Swift felt the heaviness in his gut, what the old dogs called the “sinking feeling.” He hoped it would not come to that.
Crouched in the forecastle, the starboard watch discussed the rumors. The sails were close-reefed and the leak patched, but still the Minerva took on water. They said the bilge smelled almost sweet. A bad sign.
“The Lascars say there is a haunt that follows our wake,” Holdfast Muhammad said. Though he hailed from London, Holdfast had the tongue, and often he passed the whisper from the other Mussulmen aboard. “They say it pressed A-kou.”
“There is a haunt,” their mess boy said proudly. “I saw it, when we were in the jollyboat.”
“You saw a cloud,” Swift said sourly. “For I too was in that jollyboat and I saw no such thing.”
But the tide of conversation was already moving past him.
“I saw a haunt off Ireland once,” said Glosse, the third mate. “I’m no Frenchman to turn tail and run, but I tell you boys, I was damnably scarified.”
“You saw a haunt and lived to speak of it? You’re a lucky man, Glosse,” Decurrs said.
“That I am, boys,” Glosse laughed. “A jack tar with the devil’s own luck.”
“It could be the Dutchman that follows us,” mused the fresh-faced sailor they called Pretty Pol. “Him that cursed the name of God. He cannot put into port now, b
ut must sail the seas endlessly, eating only red iron and gall.
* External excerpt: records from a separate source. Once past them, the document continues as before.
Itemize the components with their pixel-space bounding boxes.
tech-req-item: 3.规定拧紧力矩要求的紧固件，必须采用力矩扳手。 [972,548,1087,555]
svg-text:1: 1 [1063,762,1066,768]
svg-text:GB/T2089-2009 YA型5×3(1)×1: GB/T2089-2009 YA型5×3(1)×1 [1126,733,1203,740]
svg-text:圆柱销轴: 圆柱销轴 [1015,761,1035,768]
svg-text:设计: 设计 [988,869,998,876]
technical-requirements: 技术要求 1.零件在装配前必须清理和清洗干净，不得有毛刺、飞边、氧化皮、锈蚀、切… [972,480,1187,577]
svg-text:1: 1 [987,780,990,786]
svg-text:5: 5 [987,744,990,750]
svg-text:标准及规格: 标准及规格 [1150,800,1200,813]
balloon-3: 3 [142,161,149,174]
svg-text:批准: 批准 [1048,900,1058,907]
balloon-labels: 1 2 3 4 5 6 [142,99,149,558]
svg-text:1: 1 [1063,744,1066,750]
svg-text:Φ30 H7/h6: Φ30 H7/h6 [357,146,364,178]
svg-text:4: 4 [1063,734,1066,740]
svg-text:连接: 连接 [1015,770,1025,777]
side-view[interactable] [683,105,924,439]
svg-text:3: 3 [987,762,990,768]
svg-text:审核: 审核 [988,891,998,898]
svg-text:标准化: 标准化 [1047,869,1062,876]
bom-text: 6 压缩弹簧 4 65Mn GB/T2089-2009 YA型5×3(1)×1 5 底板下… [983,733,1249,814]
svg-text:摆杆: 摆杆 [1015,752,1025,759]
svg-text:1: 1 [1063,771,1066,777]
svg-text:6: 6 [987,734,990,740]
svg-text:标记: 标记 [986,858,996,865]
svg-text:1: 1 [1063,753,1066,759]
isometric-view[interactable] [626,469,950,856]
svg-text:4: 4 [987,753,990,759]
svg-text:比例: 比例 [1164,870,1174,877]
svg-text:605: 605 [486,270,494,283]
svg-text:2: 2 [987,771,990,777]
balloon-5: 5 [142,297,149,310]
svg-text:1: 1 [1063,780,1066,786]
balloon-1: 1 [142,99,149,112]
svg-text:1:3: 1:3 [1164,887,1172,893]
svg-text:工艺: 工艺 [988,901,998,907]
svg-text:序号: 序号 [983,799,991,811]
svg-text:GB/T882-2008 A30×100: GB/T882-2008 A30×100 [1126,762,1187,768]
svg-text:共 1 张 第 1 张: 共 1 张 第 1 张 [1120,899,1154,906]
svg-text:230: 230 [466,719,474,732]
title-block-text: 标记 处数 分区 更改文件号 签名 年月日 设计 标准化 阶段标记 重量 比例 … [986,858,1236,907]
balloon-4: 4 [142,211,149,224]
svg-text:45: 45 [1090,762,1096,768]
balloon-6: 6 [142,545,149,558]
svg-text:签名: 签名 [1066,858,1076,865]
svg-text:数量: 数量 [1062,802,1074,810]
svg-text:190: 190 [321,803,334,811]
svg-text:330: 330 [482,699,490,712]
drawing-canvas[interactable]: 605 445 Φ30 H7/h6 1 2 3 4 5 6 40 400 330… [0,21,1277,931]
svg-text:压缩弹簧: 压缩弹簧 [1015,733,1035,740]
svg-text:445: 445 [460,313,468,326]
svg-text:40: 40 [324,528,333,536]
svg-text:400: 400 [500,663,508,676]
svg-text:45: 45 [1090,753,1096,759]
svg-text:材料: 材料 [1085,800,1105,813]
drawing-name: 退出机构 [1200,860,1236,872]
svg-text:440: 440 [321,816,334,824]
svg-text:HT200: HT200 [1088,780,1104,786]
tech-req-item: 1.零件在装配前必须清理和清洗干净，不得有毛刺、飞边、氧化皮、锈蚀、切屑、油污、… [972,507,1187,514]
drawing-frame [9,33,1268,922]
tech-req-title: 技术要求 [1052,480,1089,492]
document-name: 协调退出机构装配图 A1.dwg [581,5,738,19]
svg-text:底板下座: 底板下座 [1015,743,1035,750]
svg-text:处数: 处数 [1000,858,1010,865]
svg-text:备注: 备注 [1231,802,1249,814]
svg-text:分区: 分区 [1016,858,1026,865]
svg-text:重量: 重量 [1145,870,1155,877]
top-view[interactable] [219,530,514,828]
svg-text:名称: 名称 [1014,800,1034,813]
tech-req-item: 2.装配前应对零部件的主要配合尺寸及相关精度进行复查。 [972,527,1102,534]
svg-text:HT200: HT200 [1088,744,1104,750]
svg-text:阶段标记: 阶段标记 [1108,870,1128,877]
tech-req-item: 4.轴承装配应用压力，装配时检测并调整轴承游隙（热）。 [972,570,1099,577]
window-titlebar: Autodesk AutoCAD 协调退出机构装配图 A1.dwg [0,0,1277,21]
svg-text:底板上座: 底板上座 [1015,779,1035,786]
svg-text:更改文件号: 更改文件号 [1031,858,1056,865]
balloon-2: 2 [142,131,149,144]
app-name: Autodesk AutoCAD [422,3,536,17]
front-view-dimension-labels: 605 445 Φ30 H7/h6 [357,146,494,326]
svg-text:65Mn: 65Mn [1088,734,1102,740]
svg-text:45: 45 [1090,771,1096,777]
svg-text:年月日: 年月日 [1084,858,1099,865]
He seeks out all the old sinners of the sea, to press them for his crew.”
“It could be the Mystery,” the boy said. “The slave ship where the Negroes bound the captain to the mast, and forced him to sail ‘til the end of time.”
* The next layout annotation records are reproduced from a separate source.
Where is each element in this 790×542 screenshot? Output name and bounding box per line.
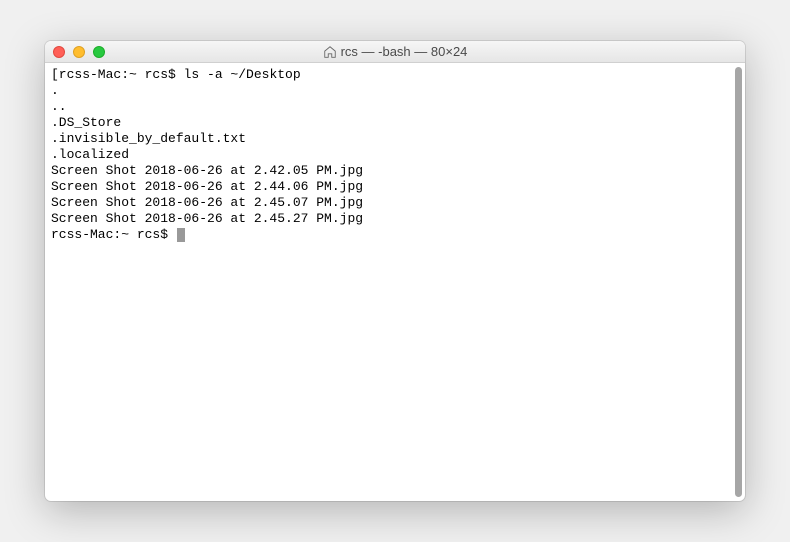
terminal-prompt-line: rcss-Mac:~ rcs$ — [51, 227, 739, 243]
terminal-content[interactable]: [rcss-Mac:~ rcs$ ls -a ~/Desktop....DS_S… — [45, 63, 745, 501]
minimize-button[interactable] — [73, 46, 85, 58]
output-line: .localized — [51, 147, 739, 163]
scrollbar-thumb[interactable] — [735, 67, 742, 497]
terminal-command-line: [rcss-Mac:~ rcs$ ls -a ~/Desktop — [51, 67, 739, 83]
output-line: . — [51, 83, 739, 99]
close-button[interactable] — [53, 46, 65, 58]
output-line: Screen Shot 2018-06-26 at 2.42.05 PM.jpg — [51, 163, 739, 179]
output-line: Screen Shot 2018-06-26 at 2.45.07 PM.jpg — [51, 195, 739, 211]
home-icon — [323, 45, 337, 59]
traffic-lights — [53, 46, 105, 58]
terminal-window: rcs — -bash — 80×24 [rcss-Mac:~ rcs$ ls … — [45, 41, 745, 501]
output-line: Screen Shot 2018-06-26 at 2.44.06 PM.jpg — [51, 179, 739, 195]
scrollbar[interactable] — [729, 67, 744, 497]
window-title: rcs — -bash — 80×24 — [53, 44, 737, 59]
cursor — [177, 228, 185, 242]
output-line: .DS_Store — [51, 115, 739, 131]
output-line: .. — [51, 99, 739, 115]
maximize-button[interactable] — [93, 46, 105, 58]
title-bar[interactable]: rcs — -bash — 80×24 — [45, 41, 745, 63]
prompt-prefix: [rcss-Mac:~ rcs$ — [51, 67, 184, 82]
output-line: .invisible_by_default.txt — [51, 131, 739, 147]
window-title-text: rcs — -bash — 80×24 — [341, 44, 468, 59]
prompt-text: rcss-Mac:~ rcs$ — [51, 227, 176, 242]
command-text: ls -a ~/Desktop — [184, 67, 301, 82]
output-line: Screen Shot 2018-06-26 at 2.45.27 PM.jpg — [51, 211, 739, 227]
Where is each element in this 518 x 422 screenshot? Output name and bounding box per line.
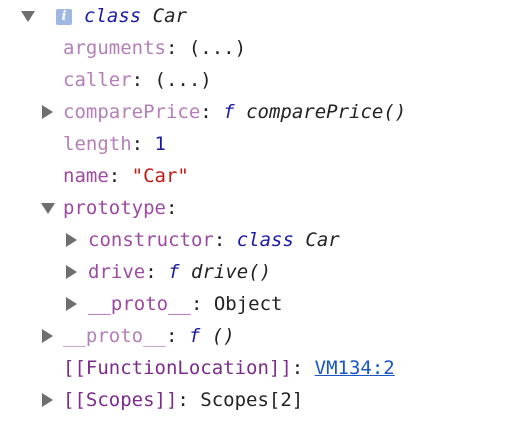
property-key: arguments: [63, 37, 166, 59]
property-key: __proto__: [63, 325, 166, 347]
expanded-triangle-icon[interactable]: [21, 11, 35, 22]
property-value: Scopes[2]: [200, 389, 304, 411]
function-signature: comparePrice(): [246, 101, 407, 123]
function-marker: f: [168, 261, 180, 283]
class-name: Car: [305, 229, 340, 251]
property-value[interactable]: (...): [189, 37, 246, 59]
function-signature: (): [211, 325, 235, 347]
property-key: drive: [88, 261, 146, 283]
property-value[interactable]: (...): [155, 69, 212, 91]
property-value: Object: [213, 293, 283, 315]
class-name: Car: [152, 5, 187, 27]
source-location-link[interactable]: VM134:2: [315, 357, 395, 379]
internal-property-key: [[Scopes]]: [63, 389, 178, 411]
property-key: prototype: [63, 197, 166, 219]
function-signature: drive(): [191, 261, 272, 283]
info-icon: i: [56, 9, 72, 25]
property-key: constructor: [88, 229, 214, 251]
collapsed-triangle-icon[interactable]: [42, 329, 53, 343]
function-marker: f: [188, 325, 201, 347]
property-key: comparePrice: [63, 101, 201, 123]
property-key: caller: [63, 69, 132, 91]
property-value: 1: [154, 133, 166, 155]
class-keyword: class: [236, 229, 294, 251]
object-inspector-tree: i class Car arguments: (...) caller: (...…: [0, 0, 518, 422]
internal-property-key: [[FunctionLocation]]: [63, 357, 292, 379]
collapsed-triangle-icon[interactable]: [42, 393, 53, 407]
expanded-triangle-icon[interactable]: [41, 203, 55, 214]
property-value: "Car": [131, 165, 189, 187]
collapsed-triangle-icon[interactable]: [42, 105, 53, 119]
property-key: length: [63, 133, 132, 155]
collapsed-triangle-icon[interactable]: [66, 265, 77, 279]
property-key: name: [63, 165, 109, 187]
property-key: __proto__: [88, 293, 191, 315]
collapsed-triangle-icon[interactable]: [66, 233, 77, 247]
class-keyword: class: [84, 5, 142, 27]
collapsed-triangle-icon[interactable]: [66, 297, 77, 311]
function-marker: f: [223, 101, 235, 123]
“That’s the Wake,” said Pol. “The Mystery was the slave ship turned into a rock, to stand to this day as a warning. One of its crew was a magician. He killed the Negroes first, and then the sailors, and last he bound the captain to the foremast, and forced him to stand watch ’til the Devil came to claim him.”
The forecastle had grown quieter at the mention of slave ships. Decurrs watched the boards, Holdfast Muhammad, and Glosse. Swift knew then that they’d all worked the Trade.
“Warning of what?” The boy was deaf to the silence swelling around him. “And why would a tar kill all aboard?”
“Perhaps it was a Negro that was meant,” Cobb said, thinking aloud. “For plantation men sometimes call Negroes blacke, on account of their complexion.”
Pol, whose own deep tan had been put down as blacke in the ship’s log, scoffed. “’Twas, one of us, a tar, who told me that tale,” he said. “And ‘twas one of us, a tar, that sunk that ship. But he was a Yorkshireman.”
“Ah,” Cobb said. Everyone knew it was unlucky to sail with Yorkshiremen.
The boy’s brow remained furrowed. “But why would a tar kill all aboard? On a slave ship? If—”
“You’ve not sailed under many captains,” Glosse said. The crew laughed the way men do when they’re eager to change the subject.
“What do you think, Swift?” said Holdfast Muhammad. “Does your patch still hold?” It was telling, Swift thought, that the man would now rather talk of leaks than haunt-ships.